Aus für queere Bildungsarbeit in Leipzig, Nordsachsen und Landkreis Leipzig
Der RosaLinde Leipzig e.V. hat zum Jahresbeginn eine Ablehnung seines Antrags auf Förderung queerer Bildungsarbeit an Schulen und Einrichtungen der Kinder- und Jugendhilfe in Leipzig, dem Landkreis Leipzig und Nordsachsen erhalten. Entsprechende Angebote des Vereins fallen ersatzlos weg. Hierzu zählen jährlich rund 100 Workshops für Schulklassen, in denen junge Ehrenamtliche ihre Coming-out-Geschichten erzählen, 50 Fortbildungen für pädagogische Fachkräfte, die Koordination von gut 30 Regenbogen-AGs und die Betreuung von mittlerweile vier “Schulen der Vielfalt”.
Beantragt wurden die Formate im Fördertopf “Weltoffenes Sachsen für Demokratie und Toleranz” des Sächsischen Sozialministeriums. Für die Fördermittelvergabe ist die Sächsische Aufbaubank vom Freistaat beauftragt.
“Mit Bestürzung haben wir den Ablehnungsbescheid zur Kenntnis genommen,” sagt Stefanie Krüger, die bisher im RosaLinde Leipzig e.V. für Fortbildungen von pädagogischen Fachkräften sowie Koordination von queeren AGs im schulischen Ganztag zuständig war. “Fast 30 Jahre existierte unser zunehmend nachgefragtes Angebot und damit soll jetzt plötzlich Schluss sein?
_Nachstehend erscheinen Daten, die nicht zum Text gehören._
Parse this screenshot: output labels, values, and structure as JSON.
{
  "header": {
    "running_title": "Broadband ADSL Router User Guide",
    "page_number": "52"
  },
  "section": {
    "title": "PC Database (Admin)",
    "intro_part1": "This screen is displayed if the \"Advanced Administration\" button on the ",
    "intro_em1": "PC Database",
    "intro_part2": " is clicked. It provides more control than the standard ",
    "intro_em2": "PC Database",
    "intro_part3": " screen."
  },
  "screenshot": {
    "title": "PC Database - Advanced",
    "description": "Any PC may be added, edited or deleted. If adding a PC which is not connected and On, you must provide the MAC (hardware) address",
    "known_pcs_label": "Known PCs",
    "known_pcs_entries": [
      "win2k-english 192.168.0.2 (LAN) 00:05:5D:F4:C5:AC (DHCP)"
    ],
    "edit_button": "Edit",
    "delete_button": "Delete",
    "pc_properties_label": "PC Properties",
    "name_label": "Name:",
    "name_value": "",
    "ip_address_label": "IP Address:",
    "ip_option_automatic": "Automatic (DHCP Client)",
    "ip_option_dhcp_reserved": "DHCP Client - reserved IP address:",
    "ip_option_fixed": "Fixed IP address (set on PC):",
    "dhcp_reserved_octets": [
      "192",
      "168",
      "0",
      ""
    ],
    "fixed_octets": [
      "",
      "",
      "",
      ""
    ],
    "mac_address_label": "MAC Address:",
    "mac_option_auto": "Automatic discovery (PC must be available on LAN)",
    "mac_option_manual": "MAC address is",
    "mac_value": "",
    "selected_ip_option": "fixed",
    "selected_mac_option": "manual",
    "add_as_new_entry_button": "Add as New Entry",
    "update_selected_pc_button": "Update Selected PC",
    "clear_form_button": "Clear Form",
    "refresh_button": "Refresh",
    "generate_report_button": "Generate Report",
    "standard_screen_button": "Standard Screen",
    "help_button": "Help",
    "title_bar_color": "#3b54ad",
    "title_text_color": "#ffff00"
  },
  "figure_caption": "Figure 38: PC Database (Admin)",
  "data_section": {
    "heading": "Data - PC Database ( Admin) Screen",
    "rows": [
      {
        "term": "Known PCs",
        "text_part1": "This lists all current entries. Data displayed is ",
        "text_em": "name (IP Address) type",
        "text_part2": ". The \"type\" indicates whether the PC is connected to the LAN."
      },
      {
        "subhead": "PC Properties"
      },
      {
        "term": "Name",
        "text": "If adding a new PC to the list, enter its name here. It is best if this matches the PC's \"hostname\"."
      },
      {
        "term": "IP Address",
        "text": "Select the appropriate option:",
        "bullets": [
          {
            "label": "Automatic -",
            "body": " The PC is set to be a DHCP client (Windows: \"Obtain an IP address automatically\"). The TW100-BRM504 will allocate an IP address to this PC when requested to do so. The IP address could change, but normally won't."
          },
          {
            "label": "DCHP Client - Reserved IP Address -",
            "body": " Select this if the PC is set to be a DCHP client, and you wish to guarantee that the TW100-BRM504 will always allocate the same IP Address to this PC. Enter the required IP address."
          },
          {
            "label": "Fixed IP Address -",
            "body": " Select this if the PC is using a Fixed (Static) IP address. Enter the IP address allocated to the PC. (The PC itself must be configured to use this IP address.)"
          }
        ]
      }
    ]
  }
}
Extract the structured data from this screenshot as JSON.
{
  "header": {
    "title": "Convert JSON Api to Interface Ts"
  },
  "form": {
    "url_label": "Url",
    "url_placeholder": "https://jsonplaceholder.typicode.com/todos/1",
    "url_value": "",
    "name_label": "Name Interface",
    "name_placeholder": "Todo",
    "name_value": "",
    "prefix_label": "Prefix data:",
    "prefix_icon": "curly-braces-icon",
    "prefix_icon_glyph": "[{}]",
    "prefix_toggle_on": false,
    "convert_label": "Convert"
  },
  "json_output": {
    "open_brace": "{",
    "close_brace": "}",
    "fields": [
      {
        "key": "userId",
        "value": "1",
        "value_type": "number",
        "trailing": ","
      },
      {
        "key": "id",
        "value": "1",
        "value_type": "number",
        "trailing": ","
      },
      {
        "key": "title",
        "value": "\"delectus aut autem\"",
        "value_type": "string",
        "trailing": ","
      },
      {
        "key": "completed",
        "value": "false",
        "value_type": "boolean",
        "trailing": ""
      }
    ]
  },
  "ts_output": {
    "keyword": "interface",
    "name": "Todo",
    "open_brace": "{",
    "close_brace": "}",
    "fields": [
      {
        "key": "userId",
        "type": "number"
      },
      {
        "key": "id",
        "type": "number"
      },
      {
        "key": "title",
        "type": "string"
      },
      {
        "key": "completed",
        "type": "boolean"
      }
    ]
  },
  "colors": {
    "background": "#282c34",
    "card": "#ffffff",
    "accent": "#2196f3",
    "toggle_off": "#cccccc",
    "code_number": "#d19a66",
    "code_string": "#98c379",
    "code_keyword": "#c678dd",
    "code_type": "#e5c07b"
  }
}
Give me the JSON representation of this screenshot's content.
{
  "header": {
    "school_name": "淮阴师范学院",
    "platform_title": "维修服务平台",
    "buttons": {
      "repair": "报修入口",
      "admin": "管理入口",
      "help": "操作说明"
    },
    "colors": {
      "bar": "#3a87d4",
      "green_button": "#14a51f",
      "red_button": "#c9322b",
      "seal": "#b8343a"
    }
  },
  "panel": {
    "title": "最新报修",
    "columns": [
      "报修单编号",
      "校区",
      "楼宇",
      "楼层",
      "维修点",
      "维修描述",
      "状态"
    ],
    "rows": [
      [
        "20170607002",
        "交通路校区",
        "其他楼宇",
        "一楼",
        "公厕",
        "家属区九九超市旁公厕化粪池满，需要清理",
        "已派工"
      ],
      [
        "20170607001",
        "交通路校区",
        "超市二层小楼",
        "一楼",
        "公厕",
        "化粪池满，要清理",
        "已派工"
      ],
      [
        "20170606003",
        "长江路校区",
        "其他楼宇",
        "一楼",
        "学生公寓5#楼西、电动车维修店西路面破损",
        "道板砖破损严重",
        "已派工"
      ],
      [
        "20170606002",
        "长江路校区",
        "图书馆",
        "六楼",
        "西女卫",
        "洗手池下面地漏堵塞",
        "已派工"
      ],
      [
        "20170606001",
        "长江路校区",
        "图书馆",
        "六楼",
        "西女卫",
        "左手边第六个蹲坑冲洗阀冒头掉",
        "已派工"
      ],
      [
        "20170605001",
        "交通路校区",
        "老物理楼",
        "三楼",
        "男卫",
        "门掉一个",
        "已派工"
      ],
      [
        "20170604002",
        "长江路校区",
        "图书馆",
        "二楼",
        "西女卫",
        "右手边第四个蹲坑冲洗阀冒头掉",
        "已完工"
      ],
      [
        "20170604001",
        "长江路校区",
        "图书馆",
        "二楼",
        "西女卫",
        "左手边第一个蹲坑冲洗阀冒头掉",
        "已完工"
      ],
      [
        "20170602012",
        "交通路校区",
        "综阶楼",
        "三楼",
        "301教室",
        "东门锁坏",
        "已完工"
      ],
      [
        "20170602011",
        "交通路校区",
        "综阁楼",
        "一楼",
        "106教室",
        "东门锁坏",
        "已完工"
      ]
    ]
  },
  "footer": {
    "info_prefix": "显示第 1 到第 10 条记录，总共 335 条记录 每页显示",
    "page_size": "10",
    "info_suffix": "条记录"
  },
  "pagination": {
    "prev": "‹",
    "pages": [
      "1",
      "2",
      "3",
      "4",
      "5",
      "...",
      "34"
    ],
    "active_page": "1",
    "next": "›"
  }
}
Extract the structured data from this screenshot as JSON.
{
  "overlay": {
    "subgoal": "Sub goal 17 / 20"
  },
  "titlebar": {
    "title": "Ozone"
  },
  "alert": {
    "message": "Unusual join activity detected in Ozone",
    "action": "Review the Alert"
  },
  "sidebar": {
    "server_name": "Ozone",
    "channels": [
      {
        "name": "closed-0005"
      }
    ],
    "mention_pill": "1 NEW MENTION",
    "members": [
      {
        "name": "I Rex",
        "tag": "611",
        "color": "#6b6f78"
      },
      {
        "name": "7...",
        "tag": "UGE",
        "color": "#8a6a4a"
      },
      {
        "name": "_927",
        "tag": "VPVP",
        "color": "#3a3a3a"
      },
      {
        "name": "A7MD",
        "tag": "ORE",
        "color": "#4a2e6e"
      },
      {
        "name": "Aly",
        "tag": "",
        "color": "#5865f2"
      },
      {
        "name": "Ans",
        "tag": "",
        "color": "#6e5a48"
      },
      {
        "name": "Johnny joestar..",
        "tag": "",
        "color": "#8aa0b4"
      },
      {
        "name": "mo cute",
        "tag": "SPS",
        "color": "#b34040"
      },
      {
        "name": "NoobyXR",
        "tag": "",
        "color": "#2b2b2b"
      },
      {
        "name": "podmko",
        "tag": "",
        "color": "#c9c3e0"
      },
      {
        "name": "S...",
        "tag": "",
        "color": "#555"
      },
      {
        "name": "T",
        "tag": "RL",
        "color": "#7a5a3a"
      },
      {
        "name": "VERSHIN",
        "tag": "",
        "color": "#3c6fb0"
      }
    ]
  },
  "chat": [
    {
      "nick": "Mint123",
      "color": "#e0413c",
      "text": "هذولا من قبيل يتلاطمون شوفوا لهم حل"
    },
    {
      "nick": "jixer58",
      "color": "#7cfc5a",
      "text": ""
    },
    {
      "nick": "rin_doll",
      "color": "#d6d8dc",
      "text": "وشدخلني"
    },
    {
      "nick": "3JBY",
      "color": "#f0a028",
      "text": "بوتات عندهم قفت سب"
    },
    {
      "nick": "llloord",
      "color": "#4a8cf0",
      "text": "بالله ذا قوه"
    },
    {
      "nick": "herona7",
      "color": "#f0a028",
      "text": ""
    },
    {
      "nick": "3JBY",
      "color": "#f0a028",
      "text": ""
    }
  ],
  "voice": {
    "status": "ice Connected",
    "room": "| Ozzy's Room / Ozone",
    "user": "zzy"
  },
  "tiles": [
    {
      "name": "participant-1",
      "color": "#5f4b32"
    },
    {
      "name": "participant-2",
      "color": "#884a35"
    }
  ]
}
Das können wir nicht nachvollziehen, gerade vor dem Hintergrund der anstehenden Landtagswahlen und der politischen Entwicklungen in diesem Bundesland.”
Schule gilt als queerfeindlicher Ort, der sexuelle Orientierungen und Geschlechtlichkeiten jenseits von Heteronormativität zu wenig berücksichtigt. So findet sich in der Lebenslagenstudie des Landes Sachsen die Schule nach Polizei/Justiz sowie der Öffentlichkeit auf dem dritten Platz der Orte, an denen am häufigsten Diskriminierung stattfindet.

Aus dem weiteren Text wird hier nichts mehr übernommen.